4.2. In Field Investigations

4.2.1. Sample Preparation

We used different ELISA kits from different manufacturers, using different antibodies (Abcam GR3360381-1, Cambridge, UK, and Millipore Merck EZHS100B-33K, Billerica, MA, USA) to verify the presence of S100B-like immunoreactive material in our plant extracts. Notably, the antibodies used, according to the indications offered by the manufacturers, reacted specifically with the beta subunit of the protein as present in humans, but also in other mammalian species, such as rat and mouse (as indicated for both antibodies) and hamster, ox, horse, monkey, pig, rabbit, (as indicated for Merck). No cross reactivity with other members of the S100 protein family (namely, S100A1, S100A6, S100A13) was observed using the Merck antibody, as tested by the manufacturer. The sensitivities declared by the manufacturers were 2.7 (Merck) and 139 pg/mL (Abcam), respectively. The samples used for these experiments were in fresh or dry form (Table S1). Approximately 80–120 mg of vegetal organisms was weighted: the initial weights were gradually reduced because we experimentally noticed an optimal extraction efficiency with the lowest quantity of material. Into every sample, 1 mL of Cell Extraction Buffer PTR 1X (Abcam, 6300003, lot R1874, Amsterdam, The Netherlands), glass beads (Sigma-Aldrich, G1145-10G, lot 019K5306, Saint Louis, MO, USA) and Protease inhibitor 1:100 (Sigma-Aldrich, P2714-1BTL, lot 0000116640, Saint Louis, MO, USA) were added. To obtain a homogenate, samples were vortexed briefly and then incubated on ice for 20 min. After this time, they were centrifuged at 16,300× g for 20 min and the supernatants were transferred into clean tubes. The samples were then immediately assayed.

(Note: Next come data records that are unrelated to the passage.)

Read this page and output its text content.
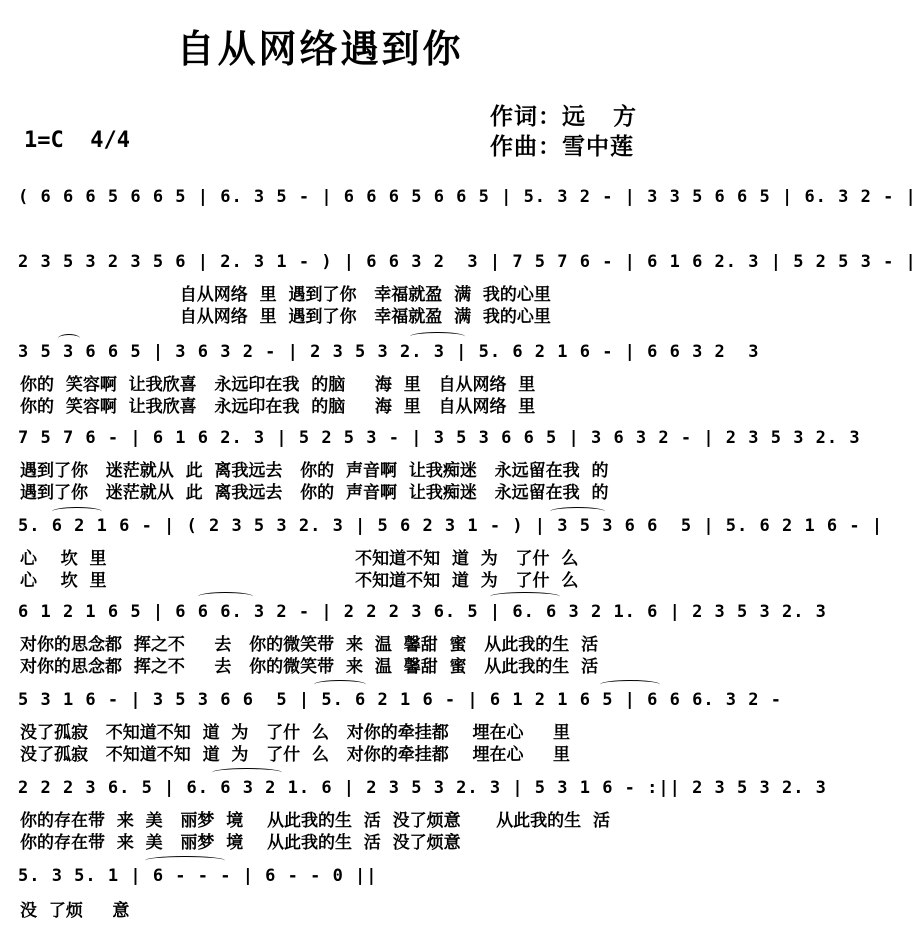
自从网络遇到你
作词：远   方
作曲：雪中莲
1=C  4/4
( 6 6 6 5 6 6 5 | 6. 3 5 - | 6 6 6 5 6 6 5 | 5. 3 2 - | 3 3 5 6 6 5 | 6. 3 2 - |
2 3 5 3 2 3 5 6 | 2. 3 1 - ) | 6 6 3 2  3 | 7 5 7 6 - | 6 1 6 2. 3 | 5 2 5 3 - |
自从网络  里  遇到了你   幸福就盈  满  我的心里
自从网络  里  遇到了你   幸福就盈  满  我的心里
3 5 3 6 6 5 | 3 6 3 2 - | 2 3 5 3 2. 3 | 5. 6 2 1 6 - | 6 6 3 2  3
你的  笑容啊  让我欣喜   永远印在我  的脑     海  里   自从网络  里
你的  笑容啊  让我欣喜   永远印在我  的脑     海  里   自从网络  里
7 5 7 6 - | 6 1 6 2. 3 | 5 2 5 3 - | 3 5 3 6 6 5 | 3 6 3 2 - | 2 3 5 3 2. 3
遇到了你   迷茫就从  此  离我远去   你的  声音啊  让我痴迷   永远留在我  的
遇到了你   迷茫就从  此  离我远去   你的  声音啊  让我痴迷   永远留在我  的
5. 6 2 1 6 - | ( 2 3 5 3 2. 3 | 5 6 2 3 1 - ) | 3 5 3 6 6  5 | 5. 6 2 1 6 - |
心    坎  里                                          不知道不知  道  为   了什  么
心    坎  里                                          不知道不知  道  为   了什  么
6 1 2 1 6 5 | 6 6 6. 3 2 - | 2 2 2 3 6. 5 | 6. 6 3 2 1. 6 | 2 3 5 3 2. 3
对你的思念都  挥之不     去   你的微笑带  来  温  馨甜  蜜   从此我的生  活
对你的思念都  挥之不     去   你的微笑带  来  温  馨甜  蜜   从此我的生  活
5 3 1 6 - | 3 5 3 6 6  5 | 5. 6 2 1 6 - | 6 1 2 1 6 5 | 6 6 6. 3 2 -
没了孤寂   不知道不知  道  为   了什  么   对你的牵挂都    埋在心     里
没了孤寂   不知道不知  道  为   了什  么   对你的牵挂都    埋在心     里
2 2 2 3 6. 5 | 6. 6 3 2 1. 6 | 2 3 5 3 2. 3 | 5 3 1 6 - :|| 2 3 5 3 2. 3
你的存在带  来  美   丽梦  境    从此我的生  活  没了烦意      从此我的生  活
你的存在带  来  美   丽梦  境    从此我的生  活  没了烦意
5. 3 5. 1 | 6 - - - | 6 - - 0 ||
没  了烦     意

4.2.2. Enzyme-Linked Immunosorbent Assay for S100B

An enzyme-linked immunosorbent assay (ELISA) for S100B (Abcam, ab234573, Amsterdam, the Netherlands and Millipore Merck EZHS100B-33K, Billerica, MA, USA) was carried out on the supernatants on duplicates according to the manufacturer’s protocol. Briefly, after the reagents, samples, and standards preparation, 50 µL of sample or standard were added to appropriate wells: both standards and samples were assayed in duplicate. A total of 50 µL of antibody cocktail (S100B Capture Antibody catalogue n. 630447, lot Q4137, S100B Detector Antibody catalogue n. 6304493 lot Q4138 and Antibody Diluent 4BI catalogue n. 6301010, lot Q3223) was added to all wells and left for incubation at room temperature for 1 h. In the washing process, supernatant was removed and 350 µL of Wash Buffer PT 1X was added; the process was repeated three times. Subsequently, 100 µL of substrate solution were added to each well and incubated for 5 min at room temperature; then, 100 more µL of Stop solution was added. Absorbance was measured on a microtiter plate reader (Bio Rad, iMark Microplate Absorbance Reader, Hercules, CA, USA) at 450 nm. The concentration of S100B (ng/mL) in the samples was interpolated from the standard curve obtained by the standards.